1. A method of radiant cooling of a product gas mass stream discharged from a gasification reactor and loaded with particles in a cylindrical radiant cooler with a radiant cooling casing, comprising the steps of subdividing the product gas mass stream into concentric cylindrical layer streams by cylindrical radiant cooling walls arranged at a distance from the radiant cooling casing; adjusting layer thickness of the cylindrical layer streams to provide a high radiant heat exchange; and cooling regions of the product gas mass stream which flow to the radiant cooling walls in a pre-cooling region to a temperature excluding the caking of the particles, said subdividing of the product gas stream into the cylindrical layer streams including such a subdividing that the layer thickness of the cylindrical layer streams substantially equals to a double amount of a thickness of a layer with an emission degree of approximately 0.86.
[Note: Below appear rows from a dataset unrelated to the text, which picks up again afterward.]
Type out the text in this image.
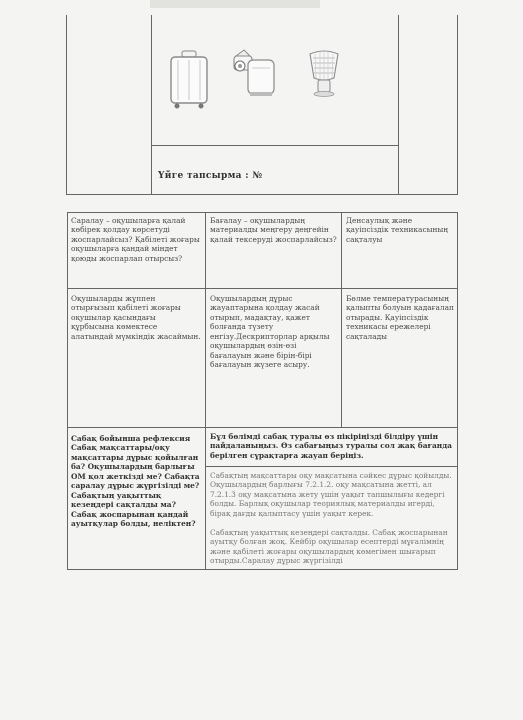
Үйге тапсырма : №
Саралау – оқушыларға қалай көбірек қолдау көрсетуді жоспарлайсыз? Қабілеті жоғары оқушыларға қандай міндет қоюды жоспарлап отырсыз?
Бағалау – оқушылардың материалды меңгеру деңгейін қалай тексеруді жоспарлайсыз?
Денсаулық және қауіпсіздік техникасының сақталуы
Оқушыларды жұппен отырғызып қабілеті жоғары оқушылар қасындағы құрбысына көмектесе алатындай мүмкіндік жасаймын.
Оқушылардың дұрыс жауаптарына қолдау жасай отырып, мадақтау, қажет болғанда түзету енгізу.Дескрипторлар арқылы оқушылардың өзін-өзі бағалауын және бірін-бірі бағалауын жүзеге асыру.
Бөлме температурасының қалыпты болуын қадағалап отырады. Қауіпсіздік техникасы ережелері сақталады
Сабақ бойынша рефлексия Сабақ мақсаттары/оқу мақсаттары дұрыс қойылған ба? Оқушылардың барлығы ОМ қол жеткізді ме? Сабақта саралау дұрыс жүргізілді ме? Сабақтың уақыттық кезеңдері сақталды ма? Сабақ жоспарынан қандай ауытқулар болды, неліктен?
Бұл бөлімді сабақ туралы өз пікіріңізді білдіру үшін пайдаланыңыз. Өз сабағыңыз туралы сол жақ бағанда берілген сұрақтарға жауап беріңіз.
Сабақтың мақсаттары оқу мақсатына сәйкес дұрыс қойылды. Оқушылардың барлығы 7.2.1.2. оқу мақсатына жетті, ал 7.2.1.3 оқу мақсатына жету үшін уақыт тапшылығы кедергі болды. Барлық оқушылар теориялық материалды игерді, бірақ дағды қалыптасу үшін уақыт керек.
Сабақтың уақыттық кезеңдері сақталды. Сабақ жоспарынан ауытқу болған жоқ. Кейбір оқушылар есептерді мұғалімнің және қабілеті жоғары оқушылардың көмегімен шығарып отырды.Саралау дұрыс жүргізілді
2. A method as defined in claim 1, wherein said subdividing of the product gas mass stream into the cylindrical layer streams includes such subdividing that the cylindrical layer streams are composed of thin partial layers for heat exchange by radiation between a gas and a wall.

3. A method as defined in claim 1, wherein the product gas mass stream has central regions which meet further downstream with the cylindrical radiant cooling walls in radiant heat exchange than regions which are located closer to the radiant cooling casing.
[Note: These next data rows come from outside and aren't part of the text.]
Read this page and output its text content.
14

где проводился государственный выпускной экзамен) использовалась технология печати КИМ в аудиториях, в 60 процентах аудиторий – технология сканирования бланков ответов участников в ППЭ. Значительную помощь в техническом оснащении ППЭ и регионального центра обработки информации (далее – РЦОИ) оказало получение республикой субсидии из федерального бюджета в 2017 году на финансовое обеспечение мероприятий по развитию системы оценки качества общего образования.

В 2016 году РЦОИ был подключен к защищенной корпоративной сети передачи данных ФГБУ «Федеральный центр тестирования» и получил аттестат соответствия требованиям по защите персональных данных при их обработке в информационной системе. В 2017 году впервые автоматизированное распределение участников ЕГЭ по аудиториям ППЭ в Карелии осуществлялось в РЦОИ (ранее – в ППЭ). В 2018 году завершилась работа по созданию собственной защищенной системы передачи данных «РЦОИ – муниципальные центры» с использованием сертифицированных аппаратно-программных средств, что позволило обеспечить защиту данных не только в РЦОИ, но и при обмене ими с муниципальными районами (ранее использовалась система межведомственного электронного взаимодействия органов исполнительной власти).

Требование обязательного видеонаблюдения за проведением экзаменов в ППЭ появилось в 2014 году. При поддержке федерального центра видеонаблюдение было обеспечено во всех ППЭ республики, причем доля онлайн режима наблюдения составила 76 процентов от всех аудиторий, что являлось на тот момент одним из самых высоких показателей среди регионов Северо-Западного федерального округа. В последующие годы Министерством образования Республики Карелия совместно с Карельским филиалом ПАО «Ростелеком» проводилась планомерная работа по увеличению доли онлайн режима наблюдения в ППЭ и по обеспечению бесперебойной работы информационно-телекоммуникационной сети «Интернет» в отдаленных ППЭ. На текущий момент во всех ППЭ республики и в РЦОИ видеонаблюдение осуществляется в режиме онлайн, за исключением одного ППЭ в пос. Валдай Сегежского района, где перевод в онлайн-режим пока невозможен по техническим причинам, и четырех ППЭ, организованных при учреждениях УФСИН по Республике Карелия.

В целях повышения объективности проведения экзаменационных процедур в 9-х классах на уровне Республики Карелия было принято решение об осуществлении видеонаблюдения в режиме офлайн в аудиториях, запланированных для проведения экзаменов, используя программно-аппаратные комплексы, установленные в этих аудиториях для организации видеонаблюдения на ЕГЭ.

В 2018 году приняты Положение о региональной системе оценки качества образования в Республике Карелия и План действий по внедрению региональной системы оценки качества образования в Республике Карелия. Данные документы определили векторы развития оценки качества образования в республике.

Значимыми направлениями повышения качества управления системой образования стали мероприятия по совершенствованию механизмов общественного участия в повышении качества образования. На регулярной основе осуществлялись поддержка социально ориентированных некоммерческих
4. A method as defined in claim 1; and further comprising the step of guiding the product gas mass stream with a flow profile which is substantially free from transverse streams.
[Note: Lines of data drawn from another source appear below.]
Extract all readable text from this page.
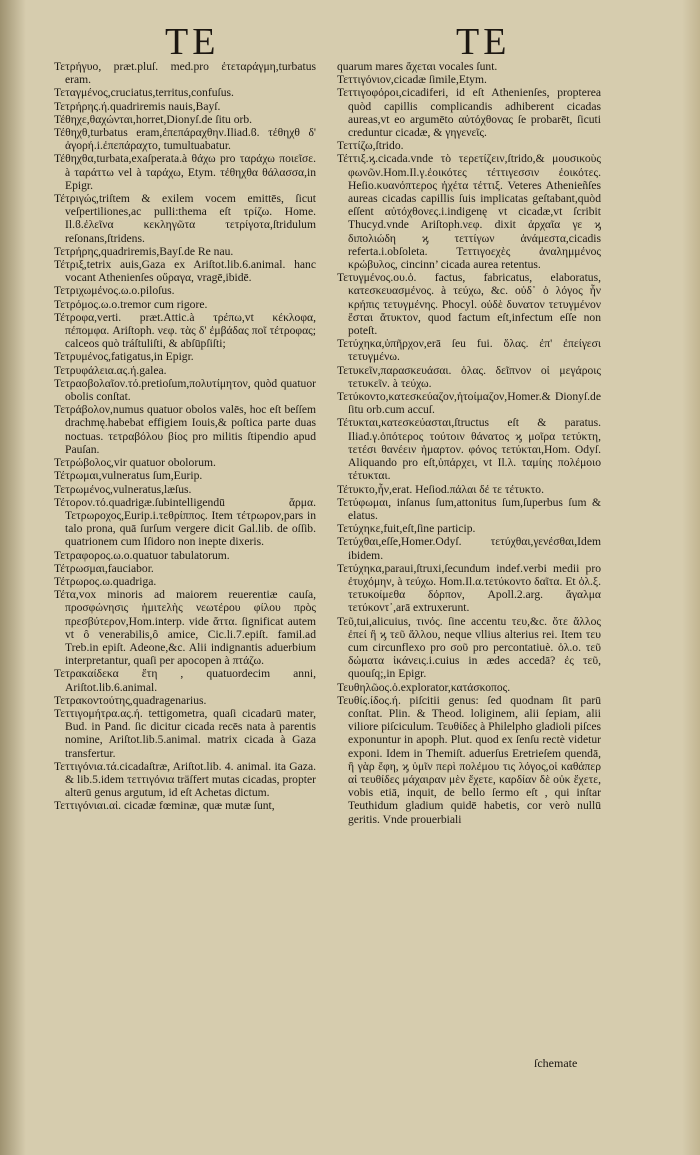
TE	TE

Τετρήγυο, præt.pluſ. med.pro ἐτεταράγμη,turbatus eram.

Τεταγμένος,cruciatus,territus,confuſus.

Τετρήρης.ή.quadriremis nauis,Bayſ.

Τέθηχε,θαχώνται,horret,Dionyſ.de ſitu orb.

Τέθηχθ,turbatus eram,ἐπεπάραχθην.Iliad.ϐ. τέθηχθ δ' ἀγορή.i.ἐπεπάραχτο, tumultuabatur.

Τέθηχθα,turbata,exaſperata.à θάχω pro ταράχω ποιεῖσε. à ταράττω vel à ταράχω, Etym. τέθηχθα θάλασσα,in Epigr.

Τέτριγώς,triſtem & exilem vocem emittēs, ſicut veſpertiliones,ac pulli:thema eſt τρίζω. Home. Il.ϐ.ἐλεῖνα κεκληγῶτα τετρίγοτα,ſtridulum reſonans,ſtridens.

Τετρήρης,quadriremis,Bayſ.de Re nau.

Τέτριξ,tetrix auis,Gaza ex Ariſtot.lib.6.animal. hanc vocant Athenienſes οὔραγα, vragē,ibidē.

Τετριχωμένος.ω.ο.piloſus.

Τετρόμος.ω.ο.tremor cum rigore.

Τέτροφα,verti. præt.Attic.à τρέπω,vt κέκλοφα, πέπομφα. Ariſtoph. νεφ. τὰς δ' ἐμβάδας ποῖ τέτροφας; calceos quò tráſtuliſti, & abſūpſiſti;

Τετρυμένος,fatigatus,in Epigr.

Τετρυφάλεια.ας.ή.galea.

Τετραοβολαῖον.τό.pretioſum,πολυτίμητον, quòd quatuor obolis conſtat.

Τετράβολον,numus quatuor obolos valēs, hoc eſt beſſem drachmę.habebat effigiem Iouis,& poſtica parte duas noctuas. τετραβόλου βίος pro militis ſtipendio apud Pauſan.

Τετρώβολος,vir quatuor obolorum.

Τέτρωμαι,vulneratus ſum,Eurip.

Τετρωμένος,vulneratus,læſus.

Τέτορον.τό.quadrigæ.ſubintelligendū ἅρμα. Τετρωροχος,Eurip.i.τεθρίππος. Item τέτρωρον,pars in talo prona, quā ſurſum vergere dicit Gal.lib. de oſſib. quatrionem cum Iſidoro non inepte dixeris.

Τετραφορος.ω.ο.quatuor tabulatorum.

Τέτρωσμαι,fauciabor.

Τέτρωρος.ω.quadriga.

Τέτα,vox minoris ad maiorem reuerentiæ cauſa, προσφώνησις ἡμιτελὴς νεωτέρου φίλου πρὸς πρεσβύτερον,Hom.interp. vide ἄττα. ſignificat autem vt ô venerabilis,ô amice, Cic.li.7.epiſt. famil.ad Treb.in epiſt. Adeone,&c. Alii indignantis aduerbium interpretantur, quaſi per apocopen à πτάζω.

Τετρακαίδεκα ἔτη , quatuordecim anni, Ariſtot.lib.6.animal.

Τετρακοντούτης,quadragenarius.

Τεττιγομήτρα.ας.ή. tettigometra, quaſi cicadarū mater, Bud. in Pand. ſic dicitur cicada recēs nata à parentis nomine, Ariſtot.lib.5.animal. matrix cicada à Gaza transfertur.

Τεττιγόνια.τά.cicadaſtræ, Ariſtot.lib. 4. animal. ita Gaza. & lib.5.idem τεττιγόνια träſfert mutas cicadas, propter alterū genus argutum, id eſt Achetas dictum.

Τεττιγόνιαι.αἱ. cicadæ fœminæ, quæ mutæ ſunt,

quarum mares ἄχεται vocales ſunt.

Τεττιγόνιον,cicadæ ſimile,Etym.

Τεττιγοφόροι,cicadiferi, id eſt Athenienſes, propterea quòd capillis complicandis adhiberent cicadas aureas,vt eo argumēto αὐτόχθονας ſe probarēt, ſicuti creduntur cicadæ, & γηγενεῖς.

Τεττίζω,ſtrido.

Τέττιξ.ϗ.cicada.vnde τὸ τερετίζειν,ſtrido,& μουσικοὺς φωνῶν.Hom.Il.γ.ἐοικότες τέττιγεσσιν ἐοικότες. Heſio.κυανόπτερος ἠχέτα τέττιξ. Veteres Athenieñſes aureas cicadas capillis ſuis implicatas geſtabant,quòd eſſent αὐτόχθονες.i.indigenę vt cicadæ,vt ſcribit Thucyd.vnde Ariſtoph.νεφ. dixit ἀρχαῖα γε ϗ διπολιώδη ϗ τεττίγων ἀνάμεστα,cicadis referta.i.obſoleta. Τεττιγοεχὲς ἀναλημμένος κρώβυλος, cincinn’ cicada aurea retentus.

Τετυγμένος.ου.ὁ. factus, fabricatus, elaboratus, κατεσκευασμένος. à τεύχω, &c. οὐδ᾽ ὁ λόγος ἦν κρήπις τετυγμένης. Phocyl. οὐδὲ δυνατον τετυγμένον ἔσται ἄτυκτον, quod factum eſt,infectum eſſe non poteſt.

Τετύχηκα,ὑπῆρχον,erā ſeu fui. ὅλας. ἐπ' ἐπείγεσι τετυγμένω.

Τετυκεῖν,παρασκευάσαι. ὁλας. δεῖπνον οἱ μεγάροις τετυκεῖν. à τεύχω.

Τετύκοντο,κατεσκεύαζον,ἡτοίμαζον,Homer.& Dionyſ.de ſitu orb.cum accuſ.

Τέτυκται,κατεσκεύασται,ſtructus eſt & paratus. Iliad.γ.ὁπότερος τούτοιν θάνατος ϗ μοῖρα τετύκτη, τετέσι θανέειν ἡμαρτον. φόνος τετύκται,Hom. Odyſ. Aliquando pro eſt,ὑπάρχει, vt Il.λ. ταμίης πολέμοιο τέτυκται.

Τέτυκτο,ἦν,erat. Heſiod.πάλαι δέ τε τέτυκτο.

Τετύφωμαι, inſanus ſum,attonitus ſum,ſuperbus ſum & elatus.

Τετύχηκε,fuit,eſt,ſine particip.

Τετύχθαι,eſſe,Homer.Odyſ. τετύχθαι,γενέσθαι,Idem ibidem.

Τετύχηκα,paraui,ſtruxi,ſecundum indef.verbi medii pro ἐτυχόμην, à τεύχω. Hom.Il.α.τετύκοντο δαῖτα. Et ὁλ.ξ. τετυκοίμεθα δόρπον, Apoll.2.arg. ἄγαλμα τετύκοντ᾽,arā extruxerunt.

Τεῦ,tui,alicuius, τινός. ſine accentu τευ,&c. ὅτε ἄλλος ἐπεί ἢ ϗ τεῦ ἄλλου, neque vllius alterius rei. Item τευ cum circunflexo pro σοῦ pro percontatiuè. ὁλ.ο. τεῦ δώματα ἱκάνεις.i.cuius in ædes accedā? ἐς τεῦ, quouſq;,in Epigr.

Τευθηλῶος.ὁ.explorator,κατάσκοπος.

Τευθίς.ίδος.ή. piſcitii genus: ſed quodnam ſit parū conſtat. Plin. & Theod. loliginem, alii ſepiam, alii viliore piſciculum. Τευθίδες à Philelpho gladioli piſces exponuntur in apoph. Plut. quod ex ſenſu rectè videtur exponi. Idem in Themiſt. aduerſus Eretrieſem quendā, ἢ γὰρ ἔφη, ϗ ὑμῖν περὶ πολέμου τις λόγος,οἱ καθάπερ αἱ τευθίδες μάχαιραν μὲν ἔχετε, καρδίαν δὲ οὐκ ἔχετε, vobis etiā, inquit, de bello ſermo eſt , qui inſtar Teuthidum gladium quidē habetis, cor verò nullū geritis. Vnde prouerbiali

ſchemate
5. A radiant cooler for radiant cooling of a a product gas mass quantity from a gasification reactor, comprising a cylindrical radiant cooling casing having an axis; means forming a product gas inlet for supplying the product gas mass stream and an outlet for a radiant-cooled product gas; additional radiant cooling walls located in the region of said radiant cooling casing, said additional radiant cooling walls being formed as cylindrical radiant cooling walls and arranged in a flow direction of the product gas after the pre-cooling region concentrically relative to one another and at a distance from said radiant cooling casing to form cylindrical layer streams and cooled to a temperature excluding the caking of particles emitted from said gasification reaction product gas, said cylindrical radiant cooling walls being spaced from said radiant cooling casing and from one another by a distance which is 0.5-3 times the thickness of a layer having an emission degree of approximately 0.86.

6. A radiant cooler as defined in claim 5, wherein said pre-cooling region is formed as a substantially parabolic-rotation, insert-free chamber which is connected with said product gas inlet and is parabola-shaped narrower downstream and surrounded by said radiant cooling casing.

7. A radiant cooler as defined in claim 6, wherein said cylindrical radiant cooling walls have flow edges which are adjoined in a parabolic shape with said pre-cooling region.

8. A radiant cooler as defined in claim 5, wherein said radiant cooling casing and said cylindrical radiant cooling walls have a length selected in accordance with the law of radiant cooling in the flow direction of the product gas.

9. A radiant cooler as defined in claim 5, wherein said radiant cooling walls are spaced from one another equidistantly.

10. A radiant cooler as defined in claim 5, wherein said radiant cooling walls are spaced from one another by distances which increase toward said axis.

11. A radiant cooler as defined in claim 5, wherein said cylindrical radiant cooling walls start at a constant height inside the gasifying reactor.

12. A radiant cooler as defined in claim 5; and further comprising at least one impact surface arranged before said cylindrical radiant cooling walls as considered in the flow direction of the product gas.

13. A radiant cooler as defined in claim 5; and further comprising at least one contact surface arranged before said cylindrical radiant cooling walls as considered in a flow direction of the product gas.

14. A radiant cooler as defined in claim 11; and further comprising a contact surface arranged before said cylindrical radiant cooling walls as considered in the flow direction of the product gas.